U.S.

Pete Buttigieg Used Sign Language to Thank a Supporter Who Says It Was a ‘Huge Moment for the Deaf Community’

Presidential candidate Pete Buttigieg has been applauded online this week for sending a video message to a supporter while using American Sign Language (ASL), a move the recipient told Newsweek was a “huge moment for the deaf community.”

Buttigieg, who is campaigning for the Democratic nomination, responded in a tweet Wednesday to Anderson “Andy” Pleasants. In the post, which has since gained thousands of shares and likes, he signaled: “Hi Andy, I appreciate your support, thank you!"

On April 15, Pleasants shared a sign name he had created for the South Bend, Indiana, mayor, who has surged in popularity—and the polls—in the weeks since announcing his bid for the White House. Underneath Wednesday’s post from Buttigieg, hundreds of users praised the sentiment.

“I’m not on the Buttigieg bandwagon…having said that I just like Mayor Pete, and this makes me like him more—my spirit was fed by this exchange. Thanks, I needed it,” one person noted. Another user added that it was “rare to feel this much pride in supporting a candidate.”

Pleasants, who was born with Goldenhar syndrome, responded Wednesday with his own clip and said in a post he had “teared up” after seeing Buttigieg’s message. 

“Right from the very opening second when Pete waved his hand, I knew instantly it was a reply in American Sign Language,” Pleasants told Newsweek.

“I remember my chest just freezing up and the tears filling up my eyes within milliseconds. I was so overcome with emotion. I’d never seen a presidential candidate take that initiative to meet me, a deaf individual, as an equal, instead of having that communication divide be the sole burden of the deaf person. It set an example of how our society can be more inclusive and put forth the effort to break down the communication barriers that follow so many deaf lives.”
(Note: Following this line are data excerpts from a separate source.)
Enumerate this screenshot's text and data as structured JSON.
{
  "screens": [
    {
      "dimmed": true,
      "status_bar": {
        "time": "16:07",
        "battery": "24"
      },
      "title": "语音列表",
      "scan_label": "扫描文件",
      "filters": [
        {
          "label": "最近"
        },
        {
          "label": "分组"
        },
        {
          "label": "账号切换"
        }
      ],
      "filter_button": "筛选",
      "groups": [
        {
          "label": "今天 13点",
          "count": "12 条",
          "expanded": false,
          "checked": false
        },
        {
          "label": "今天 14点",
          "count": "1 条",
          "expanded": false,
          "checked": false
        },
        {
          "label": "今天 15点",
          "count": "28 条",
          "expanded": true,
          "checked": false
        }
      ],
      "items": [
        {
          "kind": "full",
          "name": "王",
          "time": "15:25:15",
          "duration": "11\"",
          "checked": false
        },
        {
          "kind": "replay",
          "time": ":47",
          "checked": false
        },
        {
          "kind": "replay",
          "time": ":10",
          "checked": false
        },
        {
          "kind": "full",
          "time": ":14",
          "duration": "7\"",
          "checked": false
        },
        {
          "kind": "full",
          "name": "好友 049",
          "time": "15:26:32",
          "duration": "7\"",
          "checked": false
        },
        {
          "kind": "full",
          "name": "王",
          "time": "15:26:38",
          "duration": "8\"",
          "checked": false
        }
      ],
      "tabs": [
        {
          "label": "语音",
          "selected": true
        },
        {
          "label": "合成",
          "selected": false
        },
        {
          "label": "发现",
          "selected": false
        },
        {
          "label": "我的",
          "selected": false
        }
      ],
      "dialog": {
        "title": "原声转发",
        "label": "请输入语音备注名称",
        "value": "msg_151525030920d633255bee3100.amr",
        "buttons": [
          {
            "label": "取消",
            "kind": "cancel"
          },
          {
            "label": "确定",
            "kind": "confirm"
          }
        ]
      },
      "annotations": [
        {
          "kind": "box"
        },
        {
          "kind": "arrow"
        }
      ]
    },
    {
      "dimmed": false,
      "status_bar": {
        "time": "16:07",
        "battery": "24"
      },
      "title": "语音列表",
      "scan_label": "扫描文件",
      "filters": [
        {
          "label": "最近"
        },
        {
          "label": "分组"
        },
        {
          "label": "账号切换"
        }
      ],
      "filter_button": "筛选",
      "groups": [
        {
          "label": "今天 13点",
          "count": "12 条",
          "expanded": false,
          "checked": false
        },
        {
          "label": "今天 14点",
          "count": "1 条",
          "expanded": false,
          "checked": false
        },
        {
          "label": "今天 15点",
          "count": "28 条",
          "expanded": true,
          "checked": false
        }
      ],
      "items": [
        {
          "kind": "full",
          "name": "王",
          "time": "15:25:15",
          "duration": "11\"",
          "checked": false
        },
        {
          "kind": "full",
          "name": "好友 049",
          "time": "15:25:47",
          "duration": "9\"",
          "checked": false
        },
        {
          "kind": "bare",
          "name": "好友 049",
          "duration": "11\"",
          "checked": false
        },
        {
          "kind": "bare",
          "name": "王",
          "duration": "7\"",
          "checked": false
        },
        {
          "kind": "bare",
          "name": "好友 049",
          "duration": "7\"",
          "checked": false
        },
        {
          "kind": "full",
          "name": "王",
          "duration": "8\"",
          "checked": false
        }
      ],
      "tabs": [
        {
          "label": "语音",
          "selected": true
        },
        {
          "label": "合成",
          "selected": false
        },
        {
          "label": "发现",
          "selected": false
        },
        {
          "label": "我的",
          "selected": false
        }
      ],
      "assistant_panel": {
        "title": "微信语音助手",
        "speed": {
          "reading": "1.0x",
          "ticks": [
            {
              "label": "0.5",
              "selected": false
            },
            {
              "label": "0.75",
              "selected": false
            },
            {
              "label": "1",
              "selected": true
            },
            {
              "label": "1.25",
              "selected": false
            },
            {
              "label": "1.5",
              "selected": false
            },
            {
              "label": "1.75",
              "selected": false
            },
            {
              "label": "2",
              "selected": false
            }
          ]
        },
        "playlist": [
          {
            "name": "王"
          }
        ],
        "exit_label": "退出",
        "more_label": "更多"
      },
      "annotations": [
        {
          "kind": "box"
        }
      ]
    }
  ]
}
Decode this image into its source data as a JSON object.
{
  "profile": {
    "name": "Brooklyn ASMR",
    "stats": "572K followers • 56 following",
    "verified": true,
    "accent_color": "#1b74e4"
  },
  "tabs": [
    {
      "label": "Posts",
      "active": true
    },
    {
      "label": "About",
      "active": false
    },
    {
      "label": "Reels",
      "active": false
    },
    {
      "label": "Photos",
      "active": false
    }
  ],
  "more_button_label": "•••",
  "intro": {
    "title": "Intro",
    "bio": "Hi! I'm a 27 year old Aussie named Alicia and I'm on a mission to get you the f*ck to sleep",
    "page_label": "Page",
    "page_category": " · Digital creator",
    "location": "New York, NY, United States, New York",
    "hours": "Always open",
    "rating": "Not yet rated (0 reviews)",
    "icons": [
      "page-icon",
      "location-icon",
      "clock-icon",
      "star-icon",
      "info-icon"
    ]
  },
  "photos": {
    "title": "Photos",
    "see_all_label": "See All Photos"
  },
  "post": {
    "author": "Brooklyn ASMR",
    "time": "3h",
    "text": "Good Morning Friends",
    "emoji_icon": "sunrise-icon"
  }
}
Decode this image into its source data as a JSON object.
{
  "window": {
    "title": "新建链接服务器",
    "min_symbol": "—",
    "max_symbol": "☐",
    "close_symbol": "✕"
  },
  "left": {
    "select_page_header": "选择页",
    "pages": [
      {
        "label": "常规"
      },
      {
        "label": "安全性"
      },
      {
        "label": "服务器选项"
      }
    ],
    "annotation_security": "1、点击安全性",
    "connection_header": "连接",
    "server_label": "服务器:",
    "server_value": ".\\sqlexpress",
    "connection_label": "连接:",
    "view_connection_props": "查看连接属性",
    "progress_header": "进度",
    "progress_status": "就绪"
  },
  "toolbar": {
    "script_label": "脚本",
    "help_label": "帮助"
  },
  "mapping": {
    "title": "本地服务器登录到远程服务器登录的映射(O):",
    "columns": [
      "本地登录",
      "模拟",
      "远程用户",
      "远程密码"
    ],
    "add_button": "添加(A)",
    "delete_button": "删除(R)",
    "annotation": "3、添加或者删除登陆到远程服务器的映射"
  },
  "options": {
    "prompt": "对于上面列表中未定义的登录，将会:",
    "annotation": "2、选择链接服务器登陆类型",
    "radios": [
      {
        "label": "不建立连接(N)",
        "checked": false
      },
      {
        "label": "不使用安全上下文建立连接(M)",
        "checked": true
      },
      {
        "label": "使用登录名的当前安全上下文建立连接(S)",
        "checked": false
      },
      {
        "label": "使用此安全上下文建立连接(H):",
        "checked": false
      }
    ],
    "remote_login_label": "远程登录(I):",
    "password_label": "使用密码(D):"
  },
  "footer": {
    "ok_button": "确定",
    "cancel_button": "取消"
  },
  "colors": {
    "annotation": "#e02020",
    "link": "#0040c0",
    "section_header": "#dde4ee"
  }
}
He went on: “It meant so much that my language and proud deaf cultural identity was respected and valued enough by a leader to put in the effort to start to learn and use ASL. It was a huge moment for the deaf community and for the appreciation of American Sign Language as a language!”

Buttigieg reportedly speaks seven foreign languages, including Arabic, Norwegian, Spanish and Italian. Earlier this month, following the fire at Notre Dame Cathedral in Paris, he was lauded online for paying respects in French during a TV interview.

On March 30, Pleasants said in a video that it would be a “dream” to work on the candidate’s campaign and help create positive change while elevating “the voices of those like me.”

“For years, the political and social issues of deaf Americans as well as the disabled have been placed on a lower tier. With Pete, I believe there’s a leader with the kind of open mind and ability to elevate the deaf and disabled communities/culture up to the mainstream,” Pleasants told Newsweek. “Everyone has a voice in politics, including us.”

On Tuesday, a national poll compiled by data company Morning Consult suggested that Buttigieg was now in third place, with 9 percent, ahead of rivals Kamala Harris, Elizabeth Warren and Beto O’Rourke. Joe Biden remained the top pick for Democratic voters, The Hill reported. It remains to be seen how Biden's candidacy, announced Thursday, will affect Buttigieg's campaign. 

A representative for Buttigieg did not immediately respond to request for comment about his policies for disabled citizens. In March, the candidate—an openly gay military veteran—told the hosts of The Breakfast Club podcast that he hopes citizens can use their “identities to reach other people.”

He said: “There's two things that can happen when you are conscious of your identity. One is it turns into all these ways we separate ourselves from each other, and it just turns into one big ‘you don't know me.’ But the other way we can do it is we can say, ‘OK, I've got this experience, you've got this experience, what can we talk about that brings us together?’” 

Pleasants told Newsweek he appreciated the message. “The simple act of inclusion and respect has reignited my passion for public service, and I feel a surge of confidence in who I am to step up and pursue my dream career of politics to represent and support those like me."